# Silmar 41 and ebony



## larry C (Apr 24, 2017)

As a neophyte to casting, here's a question for y'all. I bought a couple gallons of Silmar 41, and a 2 1/2 gallon pressure pot to begin my venture. I did a couple colored pencil holders, etc, with no problem. Then I figured I had found a way to use some of the small odds and ends of various exotic woods that I didn't have the heart to burn.
The first project was ebony, I cut the pieces into small chunks, about 1/4" or less square, and using a cut down 2 liter soda bottle, cast a blank about 4" diameter x 5" tall. I put it into the pressure pot at 50 psi overnite. The next morning, took it out of the pot, and there were a couple areas that were still soft and sticky.
I left it alone for 3 or 4 days, then yesterday, started to turn it. There were still areas that were not totally cured. Finally it simply came from apart! 
I suspect one of two things, either there was a lot of moisture in my air line when I pressurized the pot (I've since added a dryer), or the oils in the ebony just doesn't like Silmar 41.
I might add that I've glued ebony before, using Gorilla glue, and Titebond 2 and 3 with no problems....

Your thoughts and advice are welcome...thanks

Larry


----------



## Schroedc (Apr 24, 2017)

I've had issues with adhesion on rosewoods and such, Wondering it that's the issue. As far as soft/sticky spots, putting the completed blank in an oven at about 100-120 can help cure, or I like to leave in the sun in the windowsill for a couple days. Could have been that it wasn't completely mixed or that the oils in the ebony slowed down cure in spots.

Reactions: Thank You! 1


----------



## larry C (Apr 24, 2017)

Schroedc said:


> I've had issues with adhesion on rosewoods and such, Wondering it that's the issue. As far as soft/sticky spots, putting the completed blank in an oven at about 100-120 can help cure, or I like to leave in the sun in the windowsill for a couple days. Could have been that it wasn't completely mixed or that the oils in the ebony slowed down cure in spots.
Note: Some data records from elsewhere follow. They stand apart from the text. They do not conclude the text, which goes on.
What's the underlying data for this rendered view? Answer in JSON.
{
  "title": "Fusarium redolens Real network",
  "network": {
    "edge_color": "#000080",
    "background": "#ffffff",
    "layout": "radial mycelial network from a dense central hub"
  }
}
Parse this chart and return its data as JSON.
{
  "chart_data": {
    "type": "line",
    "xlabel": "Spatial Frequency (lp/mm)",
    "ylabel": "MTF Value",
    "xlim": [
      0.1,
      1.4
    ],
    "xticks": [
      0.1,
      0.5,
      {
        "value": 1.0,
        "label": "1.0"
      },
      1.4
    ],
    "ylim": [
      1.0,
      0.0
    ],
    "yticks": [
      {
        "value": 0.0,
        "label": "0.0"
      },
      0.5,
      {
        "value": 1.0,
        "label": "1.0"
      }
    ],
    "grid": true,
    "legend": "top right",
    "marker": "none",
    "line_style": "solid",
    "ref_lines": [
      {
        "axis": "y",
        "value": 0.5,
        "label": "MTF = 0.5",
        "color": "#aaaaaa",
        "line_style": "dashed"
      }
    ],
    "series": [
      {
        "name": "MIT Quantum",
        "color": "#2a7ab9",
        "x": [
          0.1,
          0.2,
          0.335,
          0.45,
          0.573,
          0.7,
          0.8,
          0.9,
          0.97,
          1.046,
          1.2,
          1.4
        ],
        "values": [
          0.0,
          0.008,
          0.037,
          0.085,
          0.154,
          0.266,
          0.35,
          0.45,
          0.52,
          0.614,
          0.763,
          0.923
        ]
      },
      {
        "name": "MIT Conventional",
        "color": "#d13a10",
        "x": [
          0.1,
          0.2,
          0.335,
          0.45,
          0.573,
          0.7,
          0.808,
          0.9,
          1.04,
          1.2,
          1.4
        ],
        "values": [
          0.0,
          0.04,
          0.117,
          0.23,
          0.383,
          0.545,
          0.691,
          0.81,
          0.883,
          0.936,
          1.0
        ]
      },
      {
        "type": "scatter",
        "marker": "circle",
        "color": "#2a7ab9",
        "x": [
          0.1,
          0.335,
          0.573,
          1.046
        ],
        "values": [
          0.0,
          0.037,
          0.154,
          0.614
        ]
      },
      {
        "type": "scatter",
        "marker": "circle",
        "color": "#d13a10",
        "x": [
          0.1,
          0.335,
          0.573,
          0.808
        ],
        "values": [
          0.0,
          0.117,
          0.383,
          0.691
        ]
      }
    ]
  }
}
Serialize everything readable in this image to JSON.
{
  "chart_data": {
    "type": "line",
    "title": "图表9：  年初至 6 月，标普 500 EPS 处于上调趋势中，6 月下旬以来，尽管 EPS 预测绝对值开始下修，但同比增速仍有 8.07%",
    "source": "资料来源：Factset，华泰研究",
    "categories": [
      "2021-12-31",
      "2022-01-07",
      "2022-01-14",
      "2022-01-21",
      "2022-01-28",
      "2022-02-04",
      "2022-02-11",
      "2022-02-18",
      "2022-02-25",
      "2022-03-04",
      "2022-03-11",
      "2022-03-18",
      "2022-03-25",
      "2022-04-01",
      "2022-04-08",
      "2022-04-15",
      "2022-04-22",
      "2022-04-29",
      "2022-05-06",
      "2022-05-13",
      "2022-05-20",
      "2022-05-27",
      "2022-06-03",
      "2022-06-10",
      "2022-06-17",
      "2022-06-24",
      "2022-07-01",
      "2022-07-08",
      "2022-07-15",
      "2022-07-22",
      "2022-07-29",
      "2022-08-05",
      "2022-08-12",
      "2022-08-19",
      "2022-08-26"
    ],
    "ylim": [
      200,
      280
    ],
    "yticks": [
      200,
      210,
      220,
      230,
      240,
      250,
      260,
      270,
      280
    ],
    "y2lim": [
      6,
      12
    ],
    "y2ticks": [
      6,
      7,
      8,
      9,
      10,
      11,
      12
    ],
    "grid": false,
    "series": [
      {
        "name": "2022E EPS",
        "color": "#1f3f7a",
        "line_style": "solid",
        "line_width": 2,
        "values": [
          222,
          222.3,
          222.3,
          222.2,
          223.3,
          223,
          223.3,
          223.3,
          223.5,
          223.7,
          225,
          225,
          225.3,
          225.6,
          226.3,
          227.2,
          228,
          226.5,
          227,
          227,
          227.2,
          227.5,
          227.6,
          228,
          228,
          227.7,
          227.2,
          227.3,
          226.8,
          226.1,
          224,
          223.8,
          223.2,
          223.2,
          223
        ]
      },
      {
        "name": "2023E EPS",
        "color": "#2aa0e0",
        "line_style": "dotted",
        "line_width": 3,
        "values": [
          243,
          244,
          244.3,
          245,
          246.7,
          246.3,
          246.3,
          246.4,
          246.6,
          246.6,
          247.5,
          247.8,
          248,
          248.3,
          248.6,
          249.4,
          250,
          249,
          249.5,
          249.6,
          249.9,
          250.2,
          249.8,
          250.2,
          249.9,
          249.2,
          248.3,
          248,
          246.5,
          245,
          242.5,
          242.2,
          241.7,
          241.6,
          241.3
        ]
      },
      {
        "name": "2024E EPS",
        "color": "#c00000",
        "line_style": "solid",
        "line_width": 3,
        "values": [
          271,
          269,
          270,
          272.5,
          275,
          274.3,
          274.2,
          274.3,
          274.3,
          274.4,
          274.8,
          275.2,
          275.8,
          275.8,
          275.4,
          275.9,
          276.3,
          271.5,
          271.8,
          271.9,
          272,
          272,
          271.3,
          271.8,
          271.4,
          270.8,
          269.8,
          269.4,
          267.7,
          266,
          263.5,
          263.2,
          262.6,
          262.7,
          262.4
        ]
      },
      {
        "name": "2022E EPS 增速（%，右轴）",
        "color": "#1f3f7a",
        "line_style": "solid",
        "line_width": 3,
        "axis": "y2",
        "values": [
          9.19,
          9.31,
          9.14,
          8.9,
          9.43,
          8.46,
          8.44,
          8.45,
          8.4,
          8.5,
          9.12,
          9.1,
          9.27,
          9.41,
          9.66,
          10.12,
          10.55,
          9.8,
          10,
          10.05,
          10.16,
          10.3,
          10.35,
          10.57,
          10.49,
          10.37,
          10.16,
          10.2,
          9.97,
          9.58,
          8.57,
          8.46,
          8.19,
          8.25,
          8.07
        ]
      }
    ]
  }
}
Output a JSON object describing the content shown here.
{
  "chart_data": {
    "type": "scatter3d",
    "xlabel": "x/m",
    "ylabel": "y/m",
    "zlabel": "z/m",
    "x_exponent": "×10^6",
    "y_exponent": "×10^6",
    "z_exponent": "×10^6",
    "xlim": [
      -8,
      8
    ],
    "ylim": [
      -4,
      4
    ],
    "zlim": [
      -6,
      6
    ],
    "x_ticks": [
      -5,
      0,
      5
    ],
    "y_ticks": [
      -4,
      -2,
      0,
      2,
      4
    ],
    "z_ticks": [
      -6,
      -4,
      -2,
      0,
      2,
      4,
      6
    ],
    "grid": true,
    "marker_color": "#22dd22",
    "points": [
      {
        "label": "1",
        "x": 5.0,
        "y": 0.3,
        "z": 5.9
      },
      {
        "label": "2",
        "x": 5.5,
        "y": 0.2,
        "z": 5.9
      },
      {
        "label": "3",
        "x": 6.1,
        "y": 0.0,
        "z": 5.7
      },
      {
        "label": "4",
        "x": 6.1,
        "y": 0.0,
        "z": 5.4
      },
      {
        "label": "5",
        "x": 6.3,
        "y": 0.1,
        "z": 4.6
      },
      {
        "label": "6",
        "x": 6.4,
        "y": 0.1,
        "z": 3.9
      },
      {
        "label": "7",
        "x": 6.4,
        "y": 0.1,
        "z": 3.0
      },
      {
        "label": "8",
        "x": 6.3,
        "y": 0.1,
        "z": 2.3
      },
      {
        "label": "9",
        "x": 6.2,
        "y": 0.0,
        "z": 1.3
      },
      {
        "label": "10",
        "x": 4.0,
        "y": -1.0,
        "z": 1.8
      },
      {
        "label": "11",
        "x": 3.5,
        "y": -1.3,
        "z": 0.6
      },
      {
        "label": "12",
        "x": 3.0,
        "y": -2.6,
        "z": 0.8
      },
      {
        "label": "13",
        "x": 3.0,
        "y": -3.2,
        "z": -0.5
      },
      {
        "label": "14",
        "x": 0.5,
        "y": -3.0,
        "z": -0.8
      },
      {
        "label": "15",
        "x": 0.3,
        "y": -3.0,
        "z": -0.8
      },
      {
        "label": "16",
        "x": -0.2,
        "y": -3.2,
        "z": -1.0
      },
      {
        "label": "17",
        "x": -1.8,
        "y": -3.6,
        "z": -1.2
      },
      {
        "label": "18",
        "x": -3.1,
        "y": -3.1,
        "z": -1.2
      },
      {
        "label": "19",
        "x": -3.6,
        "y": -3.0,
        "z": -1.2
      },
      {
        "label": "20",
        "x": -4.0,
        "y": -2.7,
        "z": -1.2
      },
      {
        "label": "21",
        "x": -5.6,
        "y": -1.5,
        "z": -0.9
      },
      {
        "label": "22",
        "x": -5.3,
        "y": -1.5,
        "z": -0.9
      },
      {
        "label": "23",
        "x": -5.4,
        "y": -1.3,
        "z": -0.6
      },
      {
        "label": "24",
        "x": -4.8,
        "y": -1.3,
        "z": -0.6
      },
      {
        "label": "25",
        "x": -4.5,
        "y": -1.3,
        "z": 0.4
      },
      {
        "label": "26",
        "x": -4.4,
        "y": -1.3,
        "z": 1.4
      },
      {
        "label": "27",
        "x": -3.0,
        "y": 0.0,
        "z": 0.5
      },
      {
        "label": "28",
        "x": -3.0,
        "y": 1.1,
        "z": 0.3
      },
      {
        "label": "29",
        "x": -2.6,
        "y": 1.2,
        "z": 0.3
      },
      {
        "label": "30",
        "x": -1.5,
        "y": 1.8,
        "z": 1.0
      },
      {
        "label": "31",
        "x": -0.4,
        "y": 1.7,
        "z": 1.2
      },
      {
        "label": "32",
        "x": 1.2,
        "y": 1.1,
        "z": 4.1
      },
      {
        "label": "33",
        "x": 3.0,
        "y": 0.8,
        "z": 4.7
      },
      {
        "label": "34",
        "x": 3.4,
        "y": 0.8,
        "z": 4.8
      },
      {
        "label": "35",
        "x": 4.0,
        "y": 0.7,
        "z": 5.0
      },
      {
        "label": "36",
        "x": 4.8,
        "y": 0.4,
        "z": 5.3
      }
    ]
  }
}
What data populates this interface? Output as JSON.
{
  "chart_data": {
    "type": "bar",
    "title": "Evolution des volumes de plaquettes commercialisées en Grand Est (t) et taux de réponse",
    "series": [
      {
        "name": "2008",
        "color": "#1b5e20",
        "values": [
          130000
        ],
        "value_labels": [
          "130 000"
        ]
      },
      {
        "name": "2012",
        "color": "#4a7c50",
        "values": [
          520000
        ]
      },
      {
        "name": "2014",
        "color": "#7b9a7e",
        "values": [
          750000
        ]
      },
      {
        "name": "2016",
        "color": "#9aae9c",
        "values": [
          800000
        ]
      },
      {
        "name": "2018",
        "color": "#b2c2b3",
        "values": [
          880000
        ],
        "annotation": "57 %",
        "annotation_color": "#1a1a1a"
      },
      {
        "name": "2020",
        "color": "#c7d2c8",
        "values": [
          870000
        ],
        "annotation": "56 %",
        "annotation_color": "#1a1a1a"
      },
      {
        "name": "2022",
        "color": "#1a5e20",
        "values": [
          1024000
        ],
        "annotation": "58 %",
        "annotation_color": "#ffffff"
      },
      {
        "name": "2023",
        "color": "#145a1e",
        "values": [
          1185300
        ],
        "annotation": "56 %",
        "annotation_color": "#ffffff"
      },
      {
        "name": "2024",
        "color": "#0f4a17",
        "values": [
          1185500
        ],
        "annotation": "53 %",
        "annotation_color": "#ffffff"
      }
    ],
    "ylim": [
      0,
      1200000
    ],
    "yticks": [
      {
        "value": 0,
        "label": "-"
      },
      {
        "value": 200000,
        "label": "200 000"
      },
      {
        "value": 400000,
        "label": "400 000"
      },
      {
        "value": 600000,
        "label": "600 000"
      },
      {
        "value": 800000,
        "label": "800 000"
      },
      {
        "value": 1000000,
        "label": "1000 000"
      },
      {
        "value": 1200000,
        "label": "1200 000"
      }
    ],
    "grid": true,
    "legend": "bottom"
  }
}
Colin, I have a feeling that it's the oils in the ebony.....I forgot to mention when I first took it out of the mould, and saw the soft/sticky spots, I did put in in the sun for that day, the temp was 80+. As far as the mixing was concerned, I had a liquid volume of 24 ounces. I mixed it for 2 minutes, using a wood paint stick.....this is how I mixed the castings that came out fine.....
I think in the future, I'll probably just avoid ebony and rosewood....

Reactions: Like 1


----------



## rocky1 (Apr 25, 2017)

Could soak them in denatured alcohol, and allow to dry before casting Larry. Bigger pieces you could wipe down with a rag to remove the oil. Smaller pieces I'd soak and set in the sun or something. Definitely sounds like something strange was going on with the Ebony though. Have you tried Fruit Loops yet?

Reactions: Thank You! 1


----------



## larry C (Apr 25, 2017)

rocky1 said:


> Could soak them in denatured alcohol, and allow to dry before casting Larry. Bigger pieces you could wipe down with a rag to remove the oil. Smaller pieces I'd soak and set in the sun or something. Definitely sounds like something strange was going on with the Ebony though. Have you tried Fruit Loops yet?



Fruit Loops? Are you kidding me? No, I haven't tried them, hell, I don't even eat them! I have been wanting to try whole coffee beans though, and some pine cones look interesting....


----------



## rocky1 (Apr 25, 2017)

LOL... Yeah, I know a guy that cast a few blanks and turned predator calls out of everything he could get his hands on when he started playing with Resin. Including Fruit Loops! Actually didn't look to bad, but I'm not sure how he did it without his cereal getting soggy.

Reactions: Funny 1


----------